Mistral's Large 2: A response to meta and OpenAI's newest models
Mistral's Large 2 challenges Meta and OpenAI's latest models with its cutting-edge features and performance. Discover how it stands out in the AI landscape.
When it rains, it pours in the realm of frontier AI models. On Wednesday, Mistral unveiled its new flagship model, Large 2, positioning it as a direct competitor to the latest high-performance models from OpenAI and Meta. Mistral claims Large 2 excels in code generation, mathematics, and reasoning, matching the capabilities of its leading counterparts.
This release comes just a day after Meta introduced its latest open-source model, Llama 3.1 405B. Mistral asserts that Large 2 sets a new standard for performance and cost-efficiency in open models, showcasing impressive benchmarks to support this claim. Remarkably, Large 2 achieves superior code generation and mathematical performance compared to Llama 3.1 405B, despite having only 123 billion parameters, which is less than a third of its competitor's size.
A significant improvement in Large 2 is its reduced tendency to generate incorrect or fabricated information, a common issue with AI models. Mistral focused on training the model to be more accurate and transparent, recognizing when it doesn't have sufficient information instead of fabricating plausible-sounding responses.

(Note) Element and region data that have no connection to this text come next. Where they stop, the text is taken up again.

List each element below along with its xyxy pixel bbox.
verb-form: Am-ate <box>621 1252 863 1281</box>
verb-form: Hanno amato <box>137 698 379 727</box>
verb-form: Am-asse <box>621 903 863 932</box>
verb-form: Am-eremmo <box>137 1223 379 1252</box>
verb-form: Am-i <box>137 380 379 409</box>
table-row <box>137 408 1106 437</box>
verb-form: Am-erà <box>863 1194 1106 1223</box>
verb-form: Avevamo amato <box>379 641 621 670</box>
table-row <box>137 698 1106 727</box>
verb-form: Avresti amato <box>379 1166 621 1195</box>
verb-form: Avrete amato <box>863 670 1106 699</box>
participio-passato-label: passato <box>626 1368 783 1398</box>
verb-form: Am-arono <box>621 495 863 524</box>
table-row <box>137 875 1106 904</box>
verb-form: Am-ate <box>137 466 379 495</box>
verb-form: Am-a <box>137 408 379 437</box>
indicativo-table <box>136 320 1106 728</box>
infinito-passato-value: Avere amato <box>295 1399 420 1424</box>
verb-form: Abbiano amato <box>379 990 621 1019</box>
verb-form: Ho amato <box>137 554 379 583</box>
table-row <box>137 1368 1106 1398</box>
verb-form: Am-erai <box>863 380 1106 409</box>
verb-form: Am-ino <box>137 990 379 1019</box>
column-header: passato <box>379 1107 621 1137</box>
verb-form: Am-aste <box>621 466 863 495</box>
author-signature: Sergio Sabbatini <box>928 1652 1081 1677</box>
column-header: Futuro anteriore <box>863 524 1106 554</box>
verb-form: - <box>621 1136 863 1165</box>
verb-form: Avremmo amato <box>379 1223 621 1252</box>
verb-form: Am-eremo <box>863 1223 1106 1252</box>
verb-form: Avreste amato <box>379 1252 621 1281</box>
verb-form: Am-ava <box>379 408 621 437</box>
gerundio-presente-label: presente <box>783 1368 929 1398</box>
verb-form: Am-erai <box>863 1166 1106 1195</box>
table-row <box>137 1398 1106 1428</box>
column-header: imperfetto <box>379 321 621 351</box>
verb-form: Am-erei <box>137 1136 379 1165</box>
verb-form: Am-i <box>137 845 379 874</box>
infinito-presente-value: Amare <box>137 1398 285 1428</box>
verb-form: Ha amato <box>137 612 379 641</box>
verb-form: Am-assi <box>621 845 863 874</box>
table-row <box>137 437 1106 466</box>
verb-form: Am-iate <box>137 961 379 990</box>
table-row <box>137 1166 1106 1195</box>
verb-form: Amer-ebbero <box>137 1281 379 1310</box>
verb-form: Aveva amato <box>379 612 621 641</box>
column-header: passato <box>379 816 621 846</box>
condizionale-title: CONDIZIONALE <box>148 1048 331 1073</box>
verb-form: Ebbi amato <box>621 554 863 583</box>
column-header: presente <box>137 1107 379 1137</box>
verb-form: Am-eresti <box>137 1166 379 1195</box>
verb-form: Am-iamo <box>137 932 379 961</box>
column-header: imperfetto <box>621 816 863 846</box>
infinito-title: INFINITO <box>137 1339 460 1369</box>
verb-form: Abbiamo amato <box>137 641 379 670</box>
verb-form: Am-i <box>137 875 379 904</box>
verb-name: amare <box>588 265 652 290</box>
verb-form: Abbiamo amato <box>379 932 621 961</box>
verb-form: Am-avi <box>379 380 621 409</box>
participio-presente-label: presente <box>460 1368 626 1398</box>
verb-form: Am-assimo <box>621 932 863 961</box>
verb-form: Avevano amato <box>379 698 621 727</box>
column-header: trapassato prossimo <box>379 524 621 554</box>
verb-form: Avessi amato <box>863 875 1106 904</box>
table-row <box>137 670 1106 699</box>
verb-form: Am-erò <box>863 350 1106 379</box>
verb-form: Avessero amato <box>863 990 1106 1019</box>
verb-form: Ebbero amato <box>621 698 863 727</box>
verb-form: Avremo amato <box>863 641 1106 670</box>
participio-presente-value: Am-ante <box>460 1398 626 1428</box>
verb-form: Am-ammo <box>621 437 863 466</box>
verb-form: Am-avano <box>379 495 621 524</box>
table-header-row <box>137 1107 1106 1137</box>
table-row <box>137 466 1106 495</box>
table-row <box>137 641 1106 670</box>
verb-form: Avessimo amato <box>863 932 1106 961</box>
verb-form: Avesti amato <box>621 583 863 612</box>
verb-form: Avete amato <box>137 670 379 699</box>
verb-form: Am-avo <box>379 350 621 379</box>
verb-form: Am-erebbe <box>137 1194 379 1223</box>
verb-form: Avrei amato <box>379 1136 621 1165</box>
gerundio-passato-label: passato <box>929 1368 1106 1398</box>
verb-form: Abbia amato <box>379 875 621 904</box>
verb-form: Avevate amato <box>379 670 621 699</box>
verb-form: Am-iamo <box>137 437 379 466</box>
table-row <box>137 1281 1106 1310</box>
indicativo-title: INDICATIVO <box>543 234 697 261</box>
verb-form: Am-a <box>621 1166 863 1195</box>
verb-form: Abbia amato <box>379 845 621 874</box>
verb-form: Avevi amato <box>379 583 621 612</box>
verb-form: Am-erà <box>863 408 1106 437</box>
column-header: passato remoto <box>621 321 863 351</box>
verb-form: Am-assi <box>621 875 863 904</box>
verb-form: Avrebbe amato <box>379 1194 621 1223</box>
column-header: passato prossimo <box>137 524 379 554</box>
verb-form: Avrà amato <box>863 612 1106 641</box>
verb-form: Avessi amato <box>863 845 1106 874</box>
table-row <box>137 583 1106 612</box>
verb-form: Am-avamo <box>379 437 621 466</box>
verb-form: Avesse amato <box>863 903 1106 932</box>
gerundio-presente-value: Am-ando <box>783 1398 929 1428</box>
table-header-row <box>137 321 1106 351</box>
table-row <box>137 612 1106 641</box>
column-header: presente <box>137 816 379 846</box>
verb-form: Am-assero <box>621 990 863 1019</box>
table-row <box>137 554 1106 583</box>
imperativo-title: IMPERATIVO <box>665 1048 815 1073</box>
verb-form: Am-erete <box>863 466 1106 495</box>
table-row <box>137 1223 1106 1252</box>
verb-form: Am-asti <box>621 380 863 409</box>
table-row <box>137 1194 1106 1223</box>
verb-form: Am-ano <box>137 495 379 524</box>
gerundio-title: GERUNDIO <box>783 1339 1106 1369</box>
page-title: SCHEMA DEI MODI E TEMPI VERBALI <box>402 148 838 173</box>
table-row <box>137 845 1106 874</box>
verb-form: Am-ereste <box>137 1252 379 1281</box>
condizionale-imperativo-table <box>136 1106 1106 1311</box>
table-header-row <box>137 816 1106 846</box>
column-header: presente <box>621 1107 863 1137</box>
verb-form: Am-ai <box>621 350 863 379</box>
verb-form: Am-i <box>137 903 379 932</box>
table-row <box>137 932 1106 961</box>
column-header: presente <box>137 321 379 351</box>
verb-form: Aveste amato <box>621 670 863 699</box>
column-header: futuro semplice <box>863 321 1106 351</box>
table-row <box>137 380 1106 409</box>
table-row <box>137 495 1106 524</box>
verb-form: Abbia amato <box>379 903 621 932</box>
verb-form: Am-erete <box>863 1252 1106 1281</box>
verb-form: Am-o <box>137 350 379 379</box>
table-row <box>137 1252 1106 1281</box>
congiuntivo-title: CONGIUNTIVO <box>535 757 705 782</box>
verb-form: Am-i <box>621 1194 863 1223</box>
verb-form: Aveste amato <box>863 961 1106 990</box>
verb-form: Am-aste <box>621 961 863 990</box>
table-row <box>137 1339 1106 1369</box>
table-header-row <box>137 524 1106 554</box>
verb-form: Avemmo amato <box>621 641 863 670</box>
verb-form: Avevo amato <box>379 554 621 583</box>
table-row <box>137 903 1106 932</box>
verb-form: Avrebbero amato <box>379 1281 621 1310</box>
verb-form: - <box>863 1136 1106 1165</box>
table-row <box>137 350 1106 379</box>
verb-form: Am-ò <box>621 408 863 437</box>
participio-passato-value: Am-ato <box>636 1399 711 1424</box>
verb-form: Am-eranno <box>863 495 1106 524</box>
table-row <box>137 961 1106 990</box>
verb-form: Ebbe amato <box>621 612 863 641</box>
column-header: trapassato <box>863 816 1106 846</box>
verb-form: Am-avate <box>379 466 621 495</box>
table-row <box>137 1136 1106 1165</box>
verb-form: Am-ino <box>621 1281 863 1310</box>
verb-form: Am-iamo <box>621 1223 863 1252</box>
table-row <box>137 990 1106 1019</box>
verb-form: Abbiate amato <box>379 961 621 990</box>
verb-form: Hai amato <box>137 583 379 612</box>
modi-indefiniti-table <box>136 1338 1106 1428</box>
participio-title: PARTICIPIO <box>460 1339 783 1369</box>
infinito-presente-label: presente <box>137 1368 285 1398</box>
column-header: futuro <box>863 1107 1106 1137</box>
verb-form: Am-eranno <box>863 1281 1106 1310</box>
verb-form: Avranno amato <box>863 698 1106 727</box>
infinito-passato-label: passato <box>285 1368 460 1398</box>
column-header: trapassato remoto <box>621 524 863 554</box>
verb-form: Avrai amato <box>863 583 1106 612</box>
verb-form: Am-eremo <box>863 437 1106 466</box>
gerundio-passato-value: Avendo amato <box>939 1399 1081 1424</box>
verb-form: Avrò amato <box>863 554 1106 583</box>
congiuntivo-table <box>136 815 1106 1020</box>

Mistral, a Paris-based AI startup, recently secured $640 million in a Series B funding round led by General Catalyst, reaching a valuation of $6 billion. Despite being a newer player in AI, Mistral is quickly making strides with cutting-edge models. However, it’s worth noting that Mistral’s models, like many others, are not entirely open-source—commercial use requires a paid license. Implementing such large models also demands substantial expertise and infrastructure, which limits accessibility.
Unlike some of its competitors, Mistral Large 2 and Meta's Llama 3.1 lack multimodal capabilities. OpenAI leads in this area, offering models that can process both text and images simultaneously, a feature that some startups are striving to incorporate.
Large 2 features a 128,000-token window, allowing it to process extensive amounts of data in a single prompt—equivalent to about 300 pages. The model also offers enhanced multilingual support, understanding a broad array of languages including English, French, German, Spanish, Italian, Portuguese, Arabic, Hindi, Russian, Chinese, Japanese, and Korean, as well as 80 coding languages. Notably, Large 2 is designed to produce more concise responses compared to many leading AI models, which often generate excessively verbose outputs.
You can access Mistral Large 2 via Google Vertex AI, Amazon Bedrock, Azure AI Studio, and IBM watsonx.ai. It is also available on Mistral’s La Plateforme under the name "mistral-large-2407" and can be tested for free on the startup’s ChatGPT competitor, Le Chat.